Fashion Preservation Police

Situated along Broadway between the landmark-rich Theater and Flatiron Districts, Manhattan’s Garment District represents a near preservation dead zone. As the area undergoes a large-scale revitalization, property owners are turning attention from ground floor retail to renovating the entrances and lobbies that lead to the increasingly valuable office space above. Yet without landmarking protections in place, the architectural reminders of the district’s history as a global hub for clothing design and manufacturing are in peril of being lost.

GRT Architects sought to change this pattern with its Fashion Tower project at 135 West 36th Street, the site of an art deco-era Emery Roth skyscraper. Unlike Roth’s prestigious pre-war apartment buildings, Fashion Tower fell victim to a thoughtless 1970s facade treatment, in which a flexible, stucco-like paint was applied to the exterior. Not only acting as an ad-hoc urban lint roller, collecting grime from traffic over decades, the frontage makeover meant the loss of period ornamental motifs.

To recover the building’s forgotten pageantry, GRT’s team embarked on a period of research at Columbia University’s Avery Library. Archival drawings and photographs, along with forensic paint analysis and insight from preservation specialists Walter B. Melvin Architects and historian Andrew Dolkart, allowed the designers to piece together the exterior entry’s original details that now match an identical freight entrance at the building’s eastern side. With terra cotta sourced from upstate New York’s Boston Valley and replica stone engravings rendered by a Brooklyn-based mason, the threshold now signals its original Garment District badges of honor: polychrome peacocks hold court above the entry, complemented above by surviving winged putti wielding shears and draping fabric. This sumptuous symbolism tells a largely untold story, as Fashion Tower stands as the only building in the district with ornamentation that references the fashion trades.

The art deco narrative continues in the lobby through an entirely 21st-century concept.
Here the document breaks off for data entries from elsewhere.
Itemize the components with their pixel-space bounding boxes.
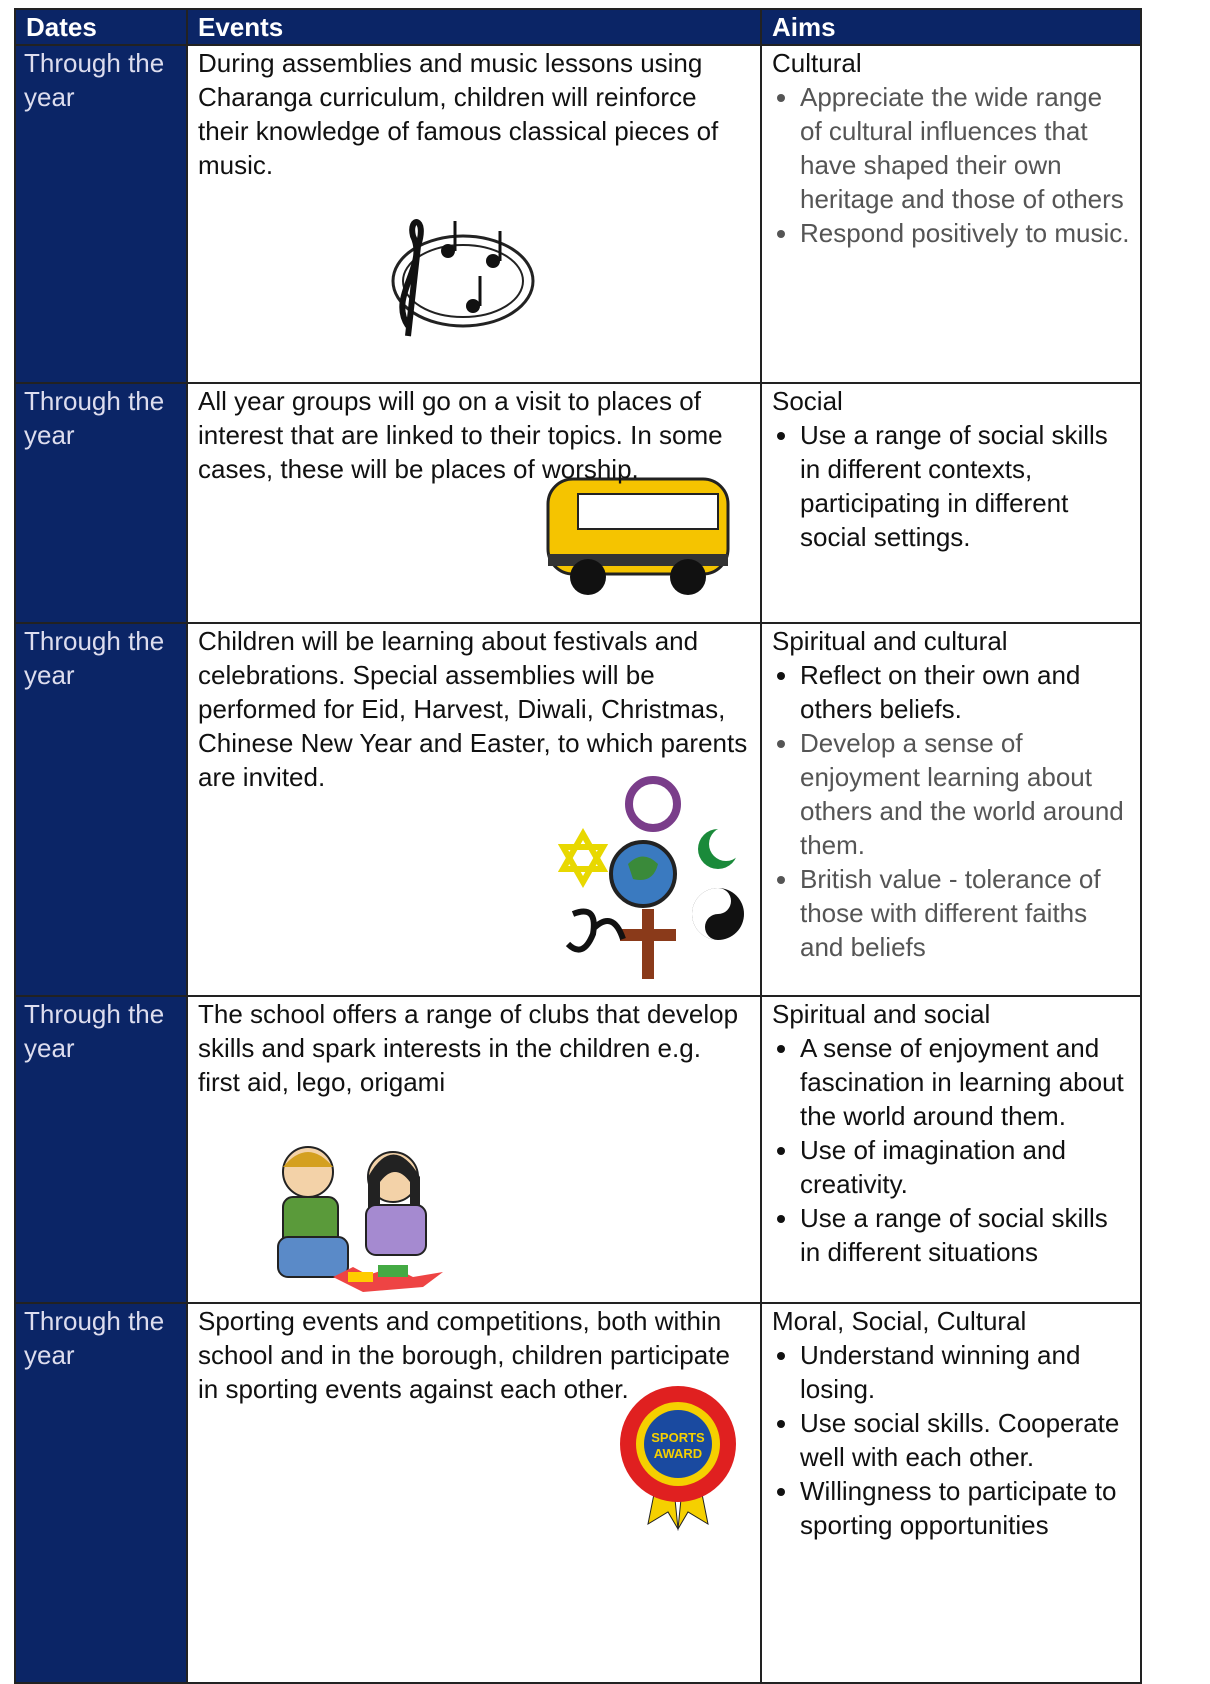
- event-cell: All year groups will go on a visit to pl…: [186, 382, 762, 624]
- events-table: Dates Events Aims Through the year During…: [14, 8, 1142, 1684]
- date-cell: Through the year: [14, 995, 188, 1304]
- event-cell: During assemblies and music lessons usin…: [186, 44, 762, 384]
- aims-list: Use a range of social skills in differen…: [772, 418, 1130, 554]
- row: Through the year All year groups will go …: [14, 382, 1142, 624]
- event-cell: Sporting events and competitions, both w…: [186, 1302, 762, 1684]
- date-cell: Through the year: [14, 382, 188, 624]
- header-cell: Events: [186, 8, 762, 46]
- event-text: The school offers a range of clubs that …: [198, 999, 739, 1097]
- event-text: All year groups will go on a visit to pl…: [198, 386, 723, 484]
- header-cell: Dates: [14, 8, 188, 46]
- illustration: [258, 1137, 468, 1305]
- event-text: During assemblies and music lessons usin…: [198, 48, 719, 180]
- aim-item: Use a range of social skills in differen…: [800, 1201, 1130, 1269]
- badge-text: SPORTS: [651, 1430, 705, 1445]
- aim-item: Use of imagination and creativity.: [800, 1133, 1130, 1201]
- aims-list: Reflect on their own and others beliefs.…: [772, 658, 1130, 964]
- aims-list: Appreciate the wide range of cultural in…: [772, 80, 1130, 250]
- aims-cell: Spiritual and culturalReflect on their o…: [760, 622, 1142, 997]
- aim-item: British value - tolerance of those with …: [800, 862, 1130, 964]
- row: Through the year During assemblies and mu…: [14, 44, 1142, 384]
- aim-item: Respond positively to music.: [800, 216, 1130, 250]
- award-badge: SPORTS AWARD: [618, 1384, 738, 1542]
- aims-list: Understand winning and losing.Use social…: [772, 1338, 1130, 1542]
- date-cell: Through the year: [14, 44, 188, 384]
- aim-item: Appreciate the wide range of cultural in…: [800, 80, 1130, 216]
- row: Through the year Children will be learnin…: [14, 622, 1142, 997]
- aim-title: Spiritual and social: [772, 999, 991, 1029]
- header-cell: Aims: [760, 8, 1142, 46]
- aim-item: Understand winning and losing.: [800, 1338, 1130, 1406]
- aim-title: Cultural: [772, 48, 862, 78]
- aims-cell: Spiritual and socialA sense of enjoyment…: [760, 995, 1142, 1304]
- aim-title: Spiritual and cultural: [772, 626, 1008, 656]
- event-cell: Children will be learning about festival…: [186, 622, 762, 997]
- illustration: [538, 459, 738, 617]
- aim-item: Use social skills. Cooperate well with e…: [800, 1406, 1130, 1474]
- event-text: Sporting events and competitions, both w…: [198, 1306, 730, 1404]
- row: Through the year Sporting events and comp…: [14, 1302, 1142, 1684]
- header-row: Dates Events Aims: [14, 8, 1142, 46]
- row: Through the year The school offers a rang…: [14, 995, 1142, 1305]
- illustration: [378, 206, 538, 364]
- aim-item: Willingness to participate to sporting o…: [800, 1474, 1130, 1542]
- table-body: Through the year During assemblies and mu…: [14, 44, 1142, 1684]
- aims-cell: CulturalAppreciate the wide range of cul…: [760, 44, 1142, 384]
- aim-item: A sense of enjoyment and fascination in …: [800, 1031, 1130, 1133]
- badge-text: AWARD: [654, 1446, 702, 1461]
- aims-cell: SocialUse a range of social skills in di…: [760, 382, 1142, 624]
- illustration: [557, 764, 748, 992]
- aim-title: Social: [772, 386, 843, 416]
- aims-cell: Moral, Social, CulturalUnderstand winnin…: [760, 1302, 1142, 1684]
- aim-item: Develop a sense of enjoyment learning ab…: [800, 726, 1130, 862]
- aim-title: Moral, Social, Cultural: [772, 1306, 1027, 1336]
- table-wrap: Dates Events Aims Through the year During…: [14, 8, 1142, 1684]
- aim-item: Use a range of social skills in differen…: [800, 418, 1130, 554]
- event-text: Children will be learning about festival…: [198, 626, 748, 792]
- aim-item: Reflect on their own and others beliefs.: [800, 658, 1130, 726]
- date-cell: Through the year: [14, 622, 188, 997]
- aims-list: A sense of enjoyment and fascination in …: [772, 1031, 1130, 1269]
- event-cell: The school offers a range of clubs that …: [186, 995, 762, 1305]
- date-cell: Through the year: [14, 1302, 188, 1684]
GRT Architects sheathed the double-height space with a faceted pattern of calacatta marble and bronze-tinted anodized aluminum. The interplay of silhouettes brings to mind pleated fabric as well as the soaring geometry that defined the period’s architectural style. Passage through the lobby reveals the walls’ shifting planes, enlivening the less than stimulating march toward the elevator, which is standard in this part of Midtown. The interior impact is decidedly fashion-forward, while the restored facade pays homage to styles past—a promising statement for the nascent firm’s inaugural project.